= Athanasius of Alexandria (presbyter) =

5th century Christian clergy

Athanasius (Ἀθανάσιος, 5th century AD) of Alexandria was a presbyter in that city, and a son of Isidora, the sister of Cyril of Alexandria. At the Council of Chalcedon in 451 AD, he presented a complaint against Pope Dioscorus I of Alexandria.

According to the complaint, Cyril had willed Athanasius and his relatives a large inheritance, but Dioscorus prevented them from receiving it after Cyril died in 444. He also threatened the lives of Athanasius and his brother Paul, and exiled them from Alexandria. They went to Constantinople, where, due to the rampant corruption at the time, they had to pay bribes in order to see a court. They borrowed 1400 pounds of gold from moneylenders at exorbitant rates to bribe Nomos, the magister officiorum and a friend of Chrysaphius, but despite the enormous bribe, they "never even saw the face of that barbarian Chrysaphius". Athanasius suspected that Dioscorus had sent Chrysaphius a letter asking him to "eliminate" Athanasius and Paul.
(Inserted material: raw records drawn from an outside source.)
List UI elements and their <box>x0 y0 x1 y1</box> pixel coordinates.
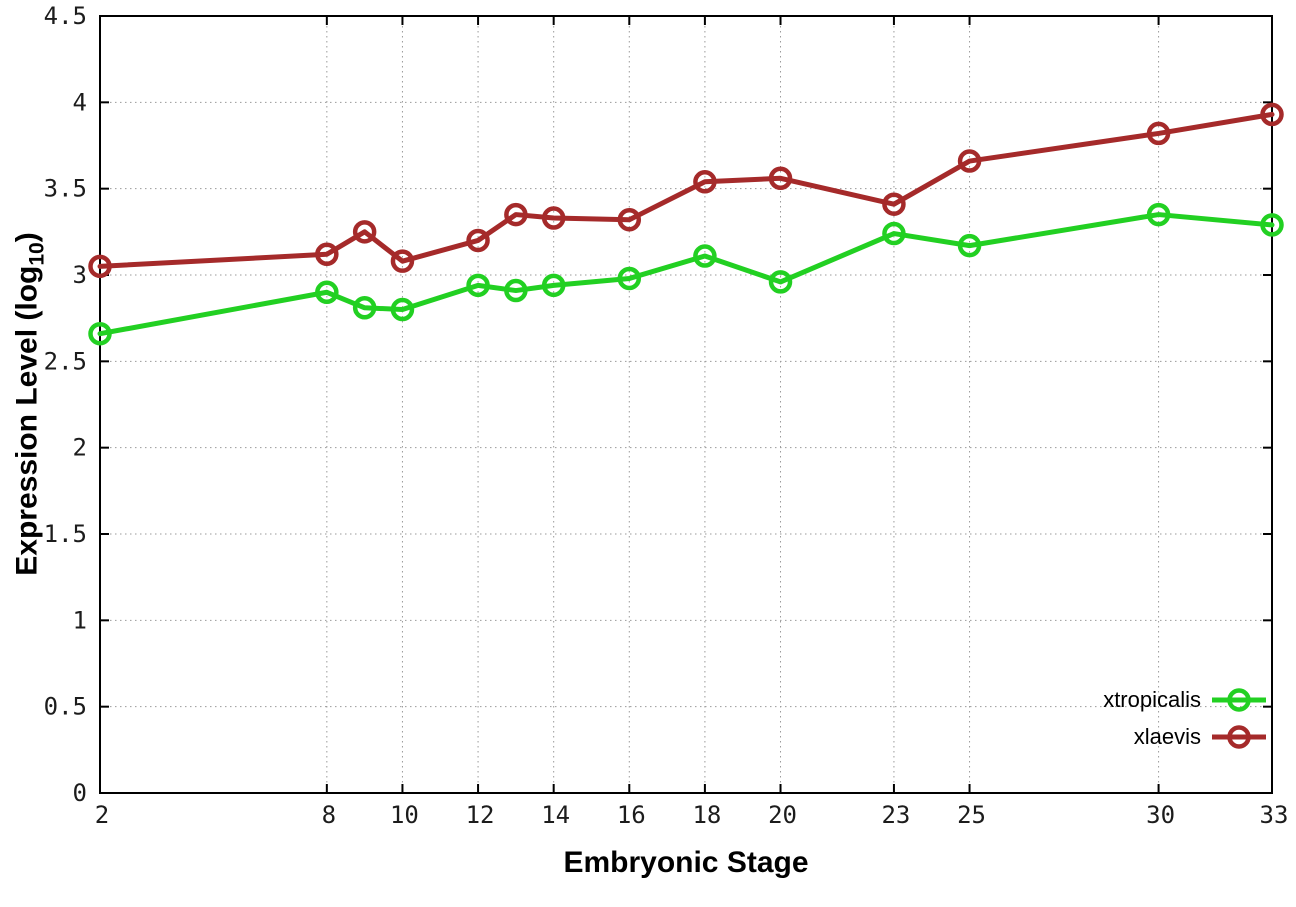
data-point-xtropicalis <box>466 273 490 298</box>
data-point-xtropicalis <box>617 266 642 291</box>
data-point-xtropicalis <box>352 296 377 320</box>
y-tick-label: 1.5 <box>44 520 87 548</box>
data-point-xtropicalis <box>1146 202 1171 227</box>
x-tick-label: 25 <box>957 801 986 829</box>
data-point-xtropicalis <box>693 244 717 268</box>
x-tick-label: 23 <box>881 801 910 829</box>
legend-marker-xtropicalis <box>1212 687 1266 712</box>
y-tick-label: 1 <box>73 606 87 634</box>
y-tick-label: 4.5 <box>44 2 87 30</box>
data-point-xlaevis <box>541 206 566 230</box>
data-point-xtropicalis <box>1260 213 1284 237</box>
x-axis-title: Embryonic Stage <box>563 846 809 879</box>
x-tick-label: 33 <box>1260 801 1289 829</box>
x-tick-label: 20 <box>768 801 797 829</box>
data-point-xlaevis <box>315 242 339 267</box>
legend-label-xlaevis: xlaevis <box>1133 723 1201 749</box>
data-point-xlaevis <box>617 207 642 232</box>
data-point-xtropicalis <box>957 233 982 258</box>
data-point-xtropicalis <box>768 270 793 294</box>
data-point-xtropicalis <box>504 278 528 303</box>
data-point-xtropicalis <box>315 280 339 305</box>
y-axis-title-subscript: 10 <box>25 242 49 266</box>
x-tick-label: 2 <box>95 801 109 829</box>
x-tick-label: 10 <box>390 801 419 829</box>
data-point-xlaevis <box>1146 121 1171 146</box>
data-point-xtropicalis <box>390 297 415 322</box>
y-tick-label: 3 <box>73 261 87 289</box>
series-line-xtropicalis <box>97 212 1275 337</box>
x-tick-label: 30 <box>1146 801 1175 829</box>
x-tick-label: 8 <box>322 801 336 829</box>
y-tick-label: 4 <box>73 88 87 116</box>
plot-border <box>99 15 1273 794</box>
y-tick-label: 0 <box>73 779 87 807</box>
data-point-xlaevis <box>1260 102 1284 127</box>
legend-marker-xlaevis <box>1212 724 1266 749</box>
data-point-xlaevis <box>768 166 793 191</box>
data-point-xtropicalis <box>88 321 112 346</box>
data-point-xlaevis <box>504 202 528 227</box>
legend-label-xtropicalis: xtropicalis <box>1103 686 1201 712</box>
data-point-xtropicalis <box>541 273 566 298</box>
data-point-xlaevis <box>957 149 982 173</box>
data-point-xlaevis <box>466 228 490 253</box>
x-tick-label: 16 <box>617 801 646 829</box>
y-tick-label: 2.5 <box>44 347 87 375</box>
legend-item-xtropicalis: xtropicalis <box>1103 681 1268 718</box>
data-point-xtropicalis <box>882 221 906 246</box>
y-tick-label: 3.5 <box>44 175 87 203</box>
x-tick-label: 12 <box>466 801 495 829</box>
x-tick-label: 18 <box>692 801 721 829</box>
legend: xtropicalis xlaevis <box>1103 681 1268 755</box>
data-point-xlaevis <box>693 170 717 194</box>
y-axis-title: Expression Level (log10) <box>10 232 49 576</box>
y-tick-label: 0.5 <box>44 693 87 721</box>
data-point-xlaevis <box>352 220 377 244</box>
series-line-xlaevis <box>97 111 1275 269</box>
data-point-xlaevis <box>390 249 415 273</box>
legend-item-xlaevis: xlaevis <box>1103 718 1268 755</box>
data-point-xlaevis <box>882 192 906 216</box>
y-tick-label: 2 <box>73 434 87 462</box>
x-tick-label: 14 <box>541 801 570 829</box>
data-point-xlaevis <box>88 254 112 279</box>
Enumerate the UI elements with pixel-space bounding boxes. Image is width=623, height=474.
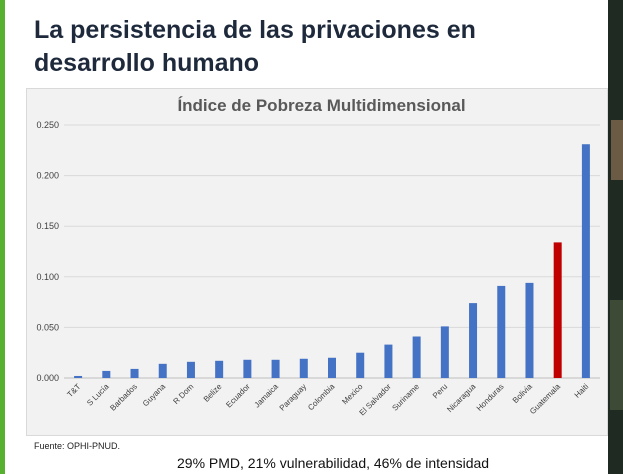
bar <box>130 368 139 378</box>
bar <box>186 361 195 378</box>
bar <box>74 375 83 378</box>
x-tick-label: R Dom <box>171 382 195 406</box>
source-note: Fuente: OPHI-PNUD. <box>34 441 121 451</box>
bar <box>581 144 590 378</box>
bar <box>328 357 336 378</box>
bar <box>553 242 562 378</box>
bar <box>356 352 365 378</box>
y-tick-label: 0.100 <box>36 272 59 282</box>
x-tick-label: T&T <box>65 382 82 399</box>
bar <box>469 303 478 378</box>
bar <box>525 282 534 378</box>
x-tick-label: S Lucía <box>85 382 111 408</box>
x-tick-label: Nicaragua <box>445 382 478 415</box>
y-tick-label: 0.000 <box>36 373 59 383</box>
bar <box>440 326 449 378</box>
x-tick-label: Bolivia <box>511 382 534 405</box>
background-photo-strip <box>608 0 623 474</box>
bar <box>102 370 111 378</box>
x-tick-label: Belize <box>202 382 224 404</box>
x-tick-label: Barbados <box>108 382 139 413</box>
x-tick-label: Haiti <box>573 382 591 400</box>
y-tick-label: 0.050 <box>36 322 59 332</box>
bar <box>299 358 308 378</box>
x-tick-label: Guatemala <box>528 382 562 416</box>
slide-title: La persistencia de las privaciones en de… <box>34 16 476 77</box>
x-tick-label: Peru <box>431 382 449 400</box>
y-tick-label: 0.150 <box>36 221 59 231</box>
x-tick-label: Colombia <box>306 382 337 413</box>
x-tick-label: Paraguay <box>278 382 309 413</box>
x-tick-label: Guyana <box>141 382 168 409</box>
y-tick-label: 0.250 <box>36 120 59 130</box>
x-tick-label: Mexico <box>340 382 365 407</box>
x-tick-label: Ecuador <box>224 382 252 410</box>
bar <box>384 344 393 378</box>
x-tick-label: Honduras <box>475 382 506 413</box>
bar-chart: 0.000 0.050 0.100 0.150 0.200 0.250 T&T S Lucía… <box>36 120 600 417</box>
y-tick-label: 0.200 <box>36 171 59 181</box>
bar <box>412 336 421 378</box>
bar <box>271 359 280 378</box>
bar <box>243 359 252 378</box>
accent-bar <box>0 0 5 474</box>
x-tick-label: Suriname <box>390 382 421 413</box>
summary-note: 29% PMD, 21% vulnerabilidad, 46% de inte… <box>177 455 490 471</box>
bar <box>497 285 506 378</box>
chart-title: Índice de Pobreza Multidimensional <box>177 96 466 115</box>
bar <box>215 360 224 378</box>
x-tick-label: Jamaica <box>253 382 281 410</box>
bar <box>158 363 167 378</box>
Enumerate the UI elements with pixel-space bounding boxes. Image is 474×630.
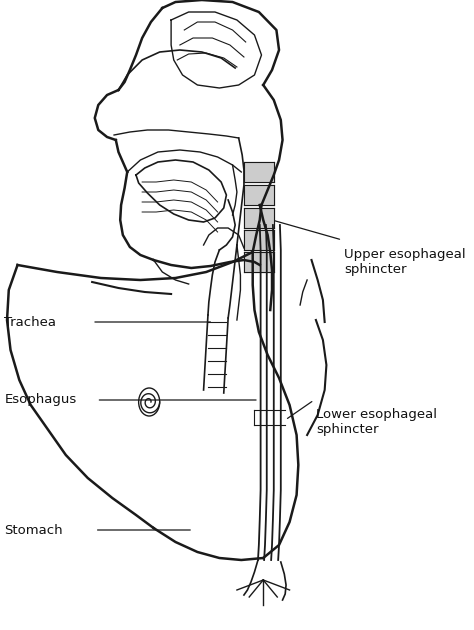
Text: Stomach: Stomach	[4, 524, 63, 537]
Text: Upper esophageal
sphincter: Upper esophageal sphincter	[344, 248, 465, 276]
Text: Esophagus: Esophagus	[4, 394, 77, 406]
Text: Lower esophageal
sphincter: Lower esophageal sphincter	[316, 408, 437, 436]
Text: Trachea: Trachea	[4, 316, 56, 328]
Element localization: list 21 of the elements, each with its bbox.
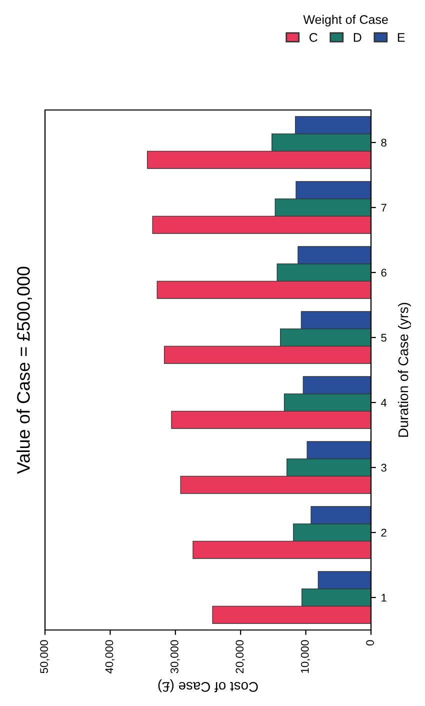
legend-label: E [398,33,405,42]
y-tick-label: 8 [381,138,386,147]
y-axis-title: Duration of Case (yrs) [398,302,411,437]
x-tick-label: 40,000 [105,640,114,674]
y-tick-label: 2 [381,528,386,537]
x-tick-label: 20,000 [236,640,245,674]
text: Value of Case = £500,000 [16,266,32,474]
y-tick-label: 4 [380,398,387,407]
legend-label: D [354,33,362,42]
y-tick-label: 1 [382,594,386,602]
x-tick-label: 50,000 [40,640,50,674]
y-tick-label: 7 [381,204,386,212]
x-tick-label: 30,000 [170,640,180,674]
y-tick-label: 5 [381,334,386,342]
x-axis-title: Cost of Case (£) [158,679,258,692]
y-tick-label: 3 [381,464,386,472]
legend-title: Weight of Case [303,14,388,26]
legend-label: C [309,33,318,42]
x-tick-label: 0 [366,640,374,646]
x-tick-label: 10,000 [300,640,310,673]
y-tick-label: 6 [381,268,386,277]
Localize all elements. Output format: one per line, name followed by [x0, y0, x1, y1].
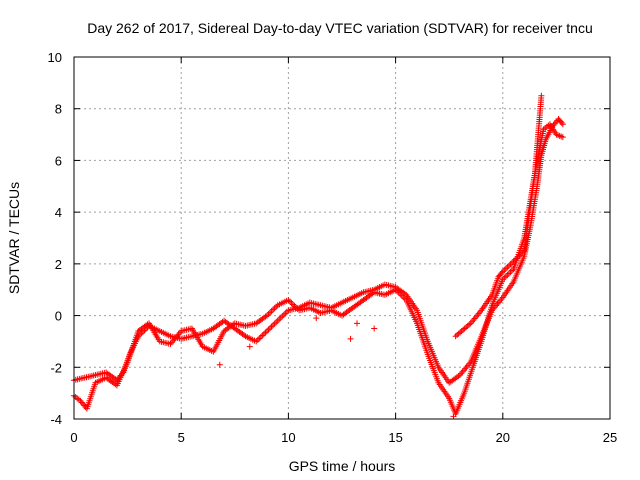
data-point	[347, 335, 354, 342]
data-point	[273, 319, 280, 326]
data-point	[505, 270, 512, 277]
data-point	[270, 306, 277, 313]
data-point	[254, 336, 261, 343]
data-point	[507, 261, 514, 268]
data-point	[559, 134, 566, 141]
data-point	[354, 320, 361, 327]
tick-labels: 0 5 10 15 20 25 -4 -2 0 2 4 6 8 10	[48, 50, 618, 445]
data-point	[280, 311, 287, 318]
y-tick-label: 6	[55, 153, 62, 168]
data-point	[286, 298, 293, 305]
data-point	[558, 119, 565, 126]
data-point	[267, 309, 274, 316]
chart-title: Day 262 of 2017, Sidereal Day-to-day VTE…	[87, 20, 593, 36]
data-point	[371, 325, 378, 332]
data-point	[246, 343, 253, 350]
y-tick-label: 4	[55, 205, 62, 220]
data-point	[559, 121, 566, 128]
data-point	[502, 265, 509, 272]
data-point	[270, 322, 277, 329]
data-point	[279, 313, 286, 320]
data-point	[268, 323, 275, 330]
data-point	[282, 310, 289, 317]
data-point	[216, 361, 223, 368]
data-point	[274, 317, 281, 324]
x-tick-label: 20	[496, 430, 510, 445]
y-tick-label: -2	[50, 360, 62, 375]
x-axis-label: GPS time / hours	[289, 458, 396, 474]
data-point	[268, 308, 275, 315]
x-tick-label: 15	[388, 430, 402, 445]
y-tick-label: 10	[48, 50, 62, 65]
y-axis-label: SDTVAR / TECUs	[6, 182, 22, 294]
data-point	[504, 271, 511, 278]
data-point	[277, 314, 284, 321]
x-tick-label: 10	[281, 430, 295, 445]
data-point	[313, 315, 320, 322]
y-tick-label: 0	[55, 309, 62, 324]
data-point	[498, 269, 505, 276]
data-point	[507, 268, 514, 275]
x-tick-label: 5	[178, 430, 185, 445]
data-point	[262, 329, 269, 336]
data-point	[538, 92, 545, 99]
data-point	[502, 273, 509, 280]
data-point	[259, 332, 266, 339]
data-point	[267, 325, 274, 332]
y-tick-label: -4	[50, 412, 62, 427]
y-tick-label: 2	[55, 257, 62, 272]
data-point	[260, 331, 267, 338]
data-point	[257, 333, 264, 340]
data-point	[265, 326, 272, 333]
data-point	[501, 267, 508, 274]
data-points	[71, 92, 566, 420]
data-point	[271, 305, 278, 312]
grid-lines	[74, 57, 610, 419]
axis-ticks	[73, 56, 611, 420]
plot-frame	[73, 56, 611, 420]
data-point	[271, 320, 278, 327]
x-tick-label: 0	[70, 430, 77, 445]
data-point	[276, 316, 283, 323]
data-point	[505, 262, 512, 269]
y-tick-label: 8	[55, 102, 62, 117]
x-tick-label: 25	[603, 430, 617, 445]
data-point	[263, 328, 270, 335]
data-point	[504, 264, 511, 271]
data-point	[450, 413, 457, 420]
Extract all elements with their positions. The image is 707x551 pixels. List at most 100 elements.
From that time onwards, Athanasius and Paul, along with their families, were put in custody and forced to hand over all their belongings to the moneylenders whom they owed. Paul died of the ill treatment they suffered. Athanasius then spent about seven years wandering from place to place, pursued by creditors and Dioscorus himself, and denied permission to lodge in churches or monasteries. He made his way to a suburb of Alexandria called Metanoia or Canopus, which was traditionally a place of asylum for refugees, and under the protection of the monastery of Tabenna. However, Dioscorus ensured that Athanasius could not use the public baths or have bread sent or sold to him, "his one aim being that we should perish from hunger and destitution". Dioscorus also had Athanasius' house in Alexandria turned into a church in order to deprive him of accommodation, and deprived him of his office by striking him off the list of clergy. Athanasius complained that he had been impoverished, forced to beg, and reduced to having a "mere" two or three slaves, far from the luxury he was previously accustomed to. He presented all this in his complaint at Chalcedon. Although Dioscorus was summoned multiple times to defend himself to these and other charges, he did not appear before the council.

Historians have generally been skeptical and unsympathetic to Athanasius' complaint. Richard Price and Michael Gaddis note that, by turning Athanasius' house into a church, Dioscorus was just treating it as church property, "which it originally may well have been". Cyril had been preceded as Pope by his uncle Theophilus, so their family had held the papacy for 60 years and may have been enriching themselves off church funds. Henry Chadwick described Athanasius as "impoverished by his own corrupt negotiations". Volker L. Menze explains that his removal was a "consequence of [his] misconduct", and that the 1400 pounds of gold he was forced to pay to Nomos were actually a fine for the crime of misappropriating church funds.